I sat down at the crowded North Beach bar and, before long, found myself in a conversation with Goose Island founder John Hall. It was a Goose Island tap takeover, and their flagship beers were flowing while shots of the ultra-rare BCBS Vanilla were passed around. The Goose Island reps wore shirts with the slogan "Migrating West," as the Chicago brewery was making an effort to make their beers available in the west, outside of the windy city. I asked John about this migration, and what it would mean for San Francisco beer drinkers:
"I've always wanted to have more beer available to people who want good beer," John said, "I've been coming out to California for a long time and have been influenced by the area, so I've been wanting to bring my beer out here for years."
I asked if San Francisco would see more taps for their 312 wheat ale and other flagship beers, or if we'd see some of their limited beers out here too.
"Limited beers are limited, even in Chicago, but the idea is to bring more vintage ales and Bourbon County Stouts everywhere. We may never be able to keep up with demand, but we have increased production of BCBS in the past couple years," John said, "We'll be on tap, with more beers available. We've talked about a brewpub, but that would be a year or so away at least. It's all talk at the moment."
Few breweries have the respect, awareness, and polarizing nature of Goose Island. The Chicago brewery has been known for its excellent lineup of beers, especially their BCBS lineup. But in March of 2011, it was announced that Goose Island, one of the top craft breweries in the country, was selling its shares to AB InBev, the giant company making the likes of Budweiser, Stella Artois, and Corona. At the time, the change of ownership was highly publicized, and criticized. What was going to happen to the beloved Chicago craft brewery? Many thought it would be corporatized, and the beers they loved would slowly fade away.
Two and a half years after the AB InBev takeover, and we are beginning to get a clearer picture of what has happened to Goose Island - the fingerprints of Anheuser-Busch are everywhere. But perhaps not in the way many expected.
"We had other alternatives (than AB InBev), but this was the best one for us," John said, "I realized big companies have a lot of benefits, but I also realized they know not to interfere when they have something good."

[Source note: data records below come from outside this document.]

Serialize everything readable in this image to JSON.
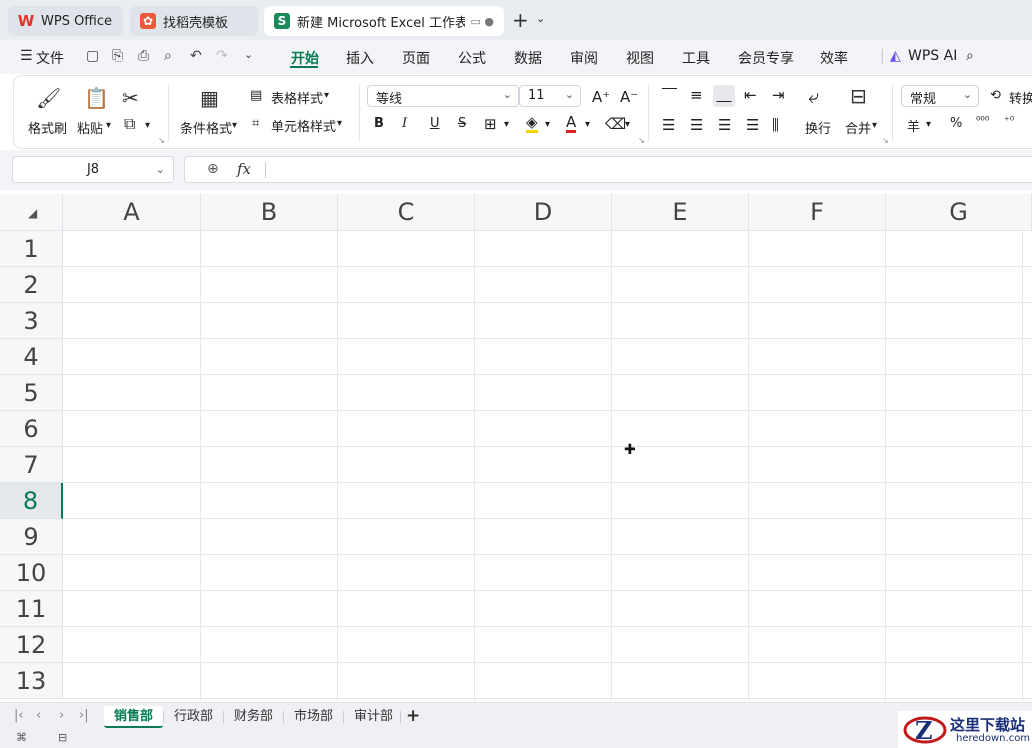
{
  "tabs": [
    {
      "label": "WPS Office"
    },
    {
      "label": "找稻壳模板"
    },
    {
      "label": "新建 Microsoft Excel 工作表"
    }
  ],
  "menu": {
    "file": "文件",
    "items": [
      "开始",
      "插入",
      "页面",
      "公式",
      "数据",
      "审阅",
      "视图",
      "工具",
      "会员专享",
      "效率"
    ],
    "ai": "WPS AI"
  },
  "ribbon": {
    "format_painter": "格式刷",
    "paste": "粘贴",
    "cond_format": "条件格式",
    "table_style": "表格样式",
    "cell_style": "单元格样式",
    "font_name": "等线",
    "font_size": "11",
    "wrap": "换行",
    "merge": "合并",
    "number_format": "常规",
    "convert": "转换",
    "bold": "B",
    "italic": "I",
    "underline": "U",
    "strike": "S",
    "currency": "羊",
    "percent": "%"
  },
  "formula_bar": {
    "name_box": "J8",
    "fx": "fx"
  },
  "grid": {
    "columns": [
      "A",
      "B",
      "C",
      "D",
      "E",
      "F",
      "G"
    ],
    "rows": [
      "1",
      "2",
      "3",
      "4",
      "5",
      "6",
      "7",
      "8",
      "9",
      "10",
      "11",
      "12",
      "13"
    ],
    "active_row": "8"
  },
  "sheets": [
    "销售部",
    "行政部",
    "财务部",
    "市场部",
    "审计部"
  ],
  "active_sheet": "销售部",
  "watermark": {
    "name": "这里下载站",
    "url": "heredown.com"
  },
  "colors": {
    "accent": "#0a7a52"
  }
}
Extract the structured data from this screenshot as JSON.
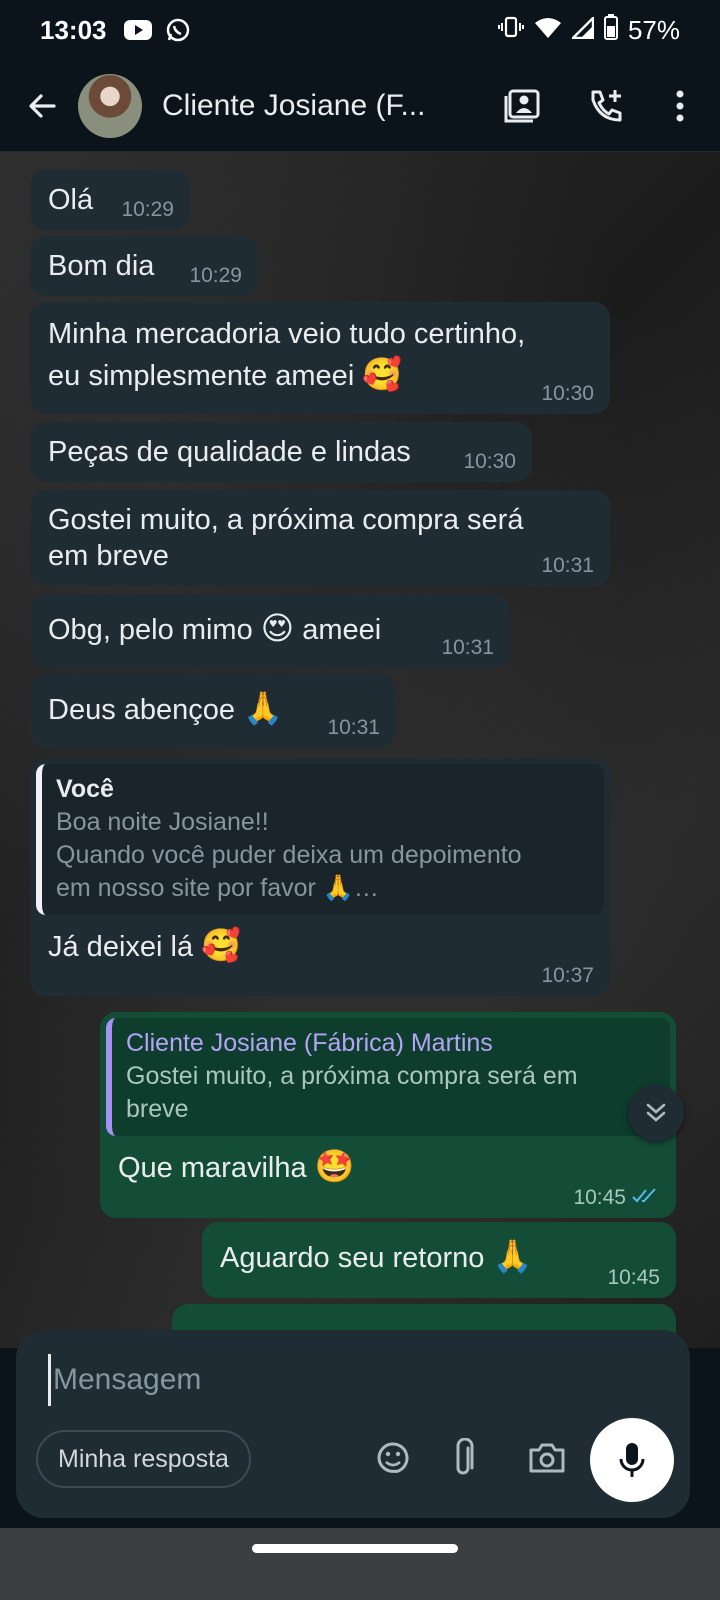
{
  "status_bar": {
    "time": "13:03",
    "battery": "57%",
    "icons": [
      "youtube-icon",
      "whatsapp-icon",
      "vibrate-icon",
      "wifi-icon",
      "signal-icon",
      "battery-icon"
    ]
  },
  "header": {
    "title": "Cliente Josiane (F...",
    "icons": [
      "back-arrow-icon",
      "contact-card-icon",
      "add-call-icon",
      "more-vert-icon"
    ]
  },
  "messages": [
    {
      "dir": "in",
      "text": "Olá",
      "time": "10:29"
    },
    {
      "dir": "in",
      "text": "Bom dia",
      "time": "10:29"
    },
    {
      "dir": "in",
      "text_line1": "Minha mercadoria veio tudo certinho,",
      "text_line2": "eu simplesmente ameei",
      "emoji": "🥰",
      "time": "10:30"
    },
    {
      "dir": "in",
      "text": "Peças de qualidade e lindas",
      "time": "10:30"
    },
    {
      "dir": "in",
      "text_line1": "Gostei muito, a próxima compra será",
      "text_line2": "em breve",
      "time": "10:31"
    },
    {
      "dir": "in",
      "text_before": "Obg, pelo mimo",
      "emoji": "😍",
      "text_after": "ameei",
      "time": "10:31"
    },
    {
      "dir": "in",
      "text": "Deus abençoe",
      "emoji": "🙏",
      "time": "10:31"
    },
    {
      "dir": "in",
      "quote_author": "Você",
      "quote_line1": "Boa noite Josiane!!",
      "quote_line2": "Quando você puder deixa um depoimento",
      "quote_line3": "em nosso site por favor 🙏…",
      "text": "Já deixei lá",
      "emoji": "🥰",
      "time": "10:37"
    },
    {
      "dir": "out",
      "quote_author": "Cliente Josiane (Fábrica) Martins",
      "quote_line1": "Gostei muito, a próxima compra será em",
      "quote_line2": "breve",
      "text": "Que maravilha",
      "emoji": "🤩",
      "time": "10:45"
    },
    {
      "dir": "out",
      "text": "Aguardo seu retorno",
      "emoji": "🙏",
      "time": "10:45"
    }
  ],
  "composer": {
    "placeholder": "Mensagem",
    "chip": "Minha resposta",
    "icons": [
      "sticker-icon",
      "attach-icon",
      "camera-icon",
      "mic-icon"
    ]
  },
  "colors": {
    "incoming": "#1f2c33",
    "outgoing": "#144d37",
    "read_ticks": "#53bdeb"
  }
}
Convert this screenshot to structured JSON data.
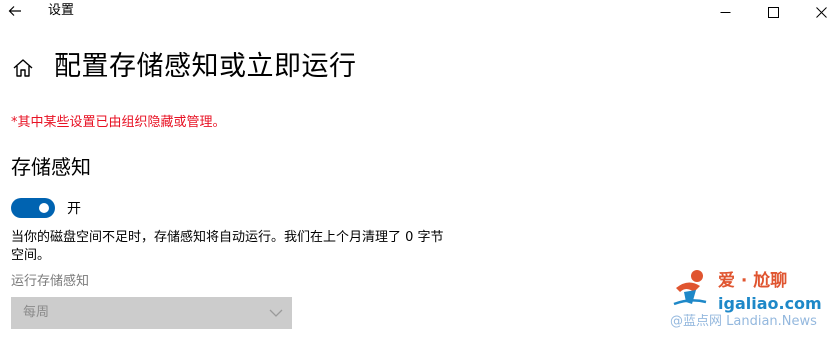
{
  "window": {
    "app_title": "设置",
    "back_icon": "back-arrow-icon",
    "controls": {
      "minimize_icon": "minimize-icon",
      "maximize_icon": "maximize-icon",
      "close_icon": "close-icon"
    }
  },
  "page": {
    "home_icon": "home-icon",
    "title": "配置存储感知或立即运行",
    "policy_warning": "*其中某些设置已由组织隐藏或管理。"
  },
  "storage_sense": {
    "section_title": "存储感知",
    "toggle": {
      "state": "on",
      "label": "开",
      "accent_color": "#0063b1"
    },
    "description": "当你的磁盘空间不足时，存储感知将自动运行。我们在上个月清理了 0 字节 空间。",
    "run_label": "运行存储感知",
    "run_select": {
      "value": "每周",
      "chevron_icon": "chevron-down-icon",
      "disabled": true
    }
  },
  "watermark": {
    "logo_icon": "mascot-logo-icon",
    "text_cn": "爱 · 尬聊",
    "domain": "igaliao.com",
    "subtext": "@蓝点网 Landian.News"
  },
  "colors": {
    "warning": "#e81123",
    "accent": "#0063b1",
    "disabled_field": "#cccccc"
  }
}
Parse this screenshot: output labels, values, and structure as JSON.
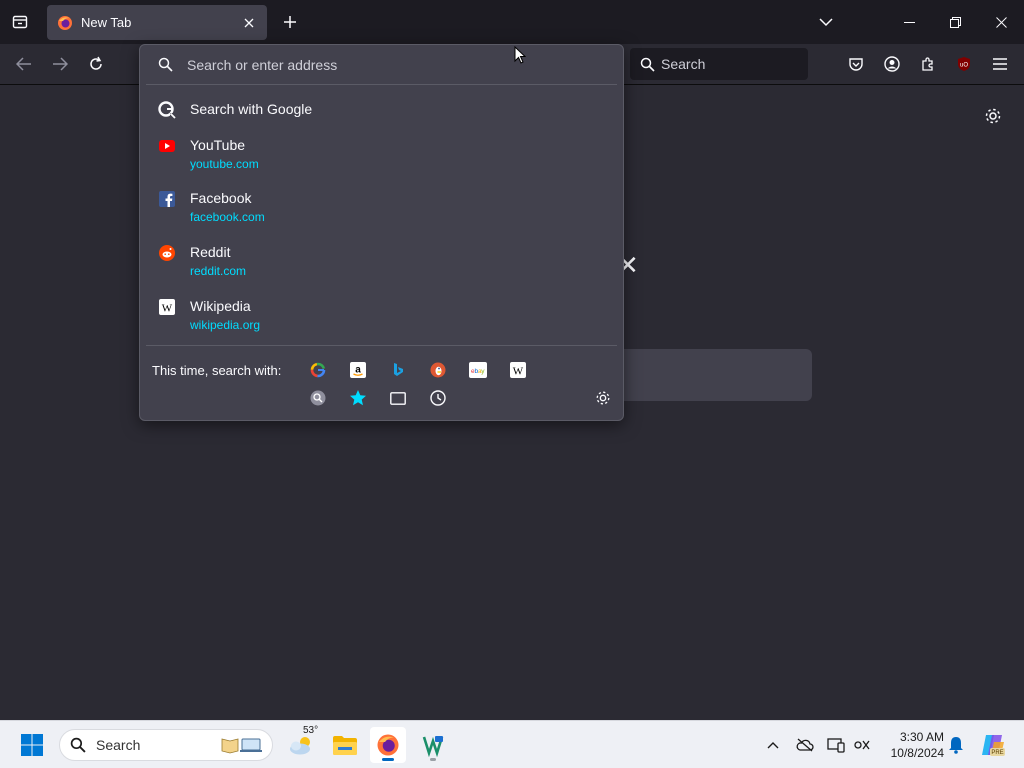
{
  "tabbar": {
    "tab_title": "New Tab",
    "list_all_tabs_icon": "chevron-down-icon",
    "window_controls": [
      "minimize",
      "restore",
      "close"
    ]
  },
  "navbar": {
    "search_placeholder": "Search"
  },
  "urlbar": {
    "placeholder": "Search or enter address",
    "results": [
      {
        "title": "Search with Google",
        "url": "",
        "icon": "google-icon"
      },
      {
        "title": "YouTube",
        "url": "youtube.com",
        "icon": "youtube-icon"
      },
      {
        "title": "Facebook",
        "url": "facebook.com",
        "icon": "facebook-icon"
      },
      {
        "title": "Reddit",
        "url": "reddit.com",
        "icon": "reddit-icon"
      },
      {
        "title": "Wikipedia",
        "url": "wikipedia.org",
        "icon": "wikipedia-icon"
      }
    ],
    "oneoff_label": "This time, search with:",
    "engines": [
      "google",
      "amazon",
      "bing",
      "duckduckgo",
      "ebay",
      "wikipedia"
    ],
    "modes": [
      "search-history",
      "bookmarks",
      "tabs",
      "history"
    ]
  },
  "taskbar": {
    "search_placeholder": "Search",
    "weather_temp": "53°",
    "time": "3:30 AM",
    "date": "10/8/2024"
  },
  "colors": {
    "accent_link": "#00ddff",
    "panel": "#42414d",
    "chrome_dark": "#1c1b22",
    "page_bg": "#2b2a33"
  }
}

Hall went on to describe how the InBev brewers were able to replicate the Goose Island flagship beers perfectly, leading to rapid growth for the company, making their beers available to locales previously unreachable.
"AB has allowed us to make Honker's Ale and replicate it over and over again. It's like drinking it in the brewery. They have allowed us to expand. They are an assured source of quality for our beers. AB was the best choice for my employees, and it was the best choice for beer drinkers as more people can drink the beer," said John.
While true that the production of the Goose Island flagship beers was increasing, I couldn't help but wonder if the increased production impacted the brewing of the well loved BCBS or new, innovative beers. Hall assuaged those fears when he hinted at the big year ahead for Goose Island:
"We continue to innovate with new beers. A lot of new beers. We are able to give our brewers a pretty free hand. The average beer drinker today gets pretty bored, so we will have a lot of new beers. We have the capacity to do so now. I'm very excited...if anything, we have ramped up innovation."
While the Goose Island buyout occurred over two and a half years ago, we are fresh off the announcement of Boulevard Brewing selling its shares to Duvel. It's an interested trend seeing some of the bigger craft breweries allowing themselves to be taken into a bigger fold. Many people in the brewing community don't mind if a brewery "sells out" as long as the beer and inventiveness doesn't disappear. Others will always look down on a craft brewery buyout for the principle of it.
For me, though, and many Goose Island fans, it's simply reassuring to know that Goose Island is still coming up with new beers, and I'll (hopefully) be able to get my hand on the next edition of Bourbon County Brand Stout when it comes out (vanilla again, anyone?). Keep on experimenting, Goose Island, and don't forget to let your limited beers migrate out west too.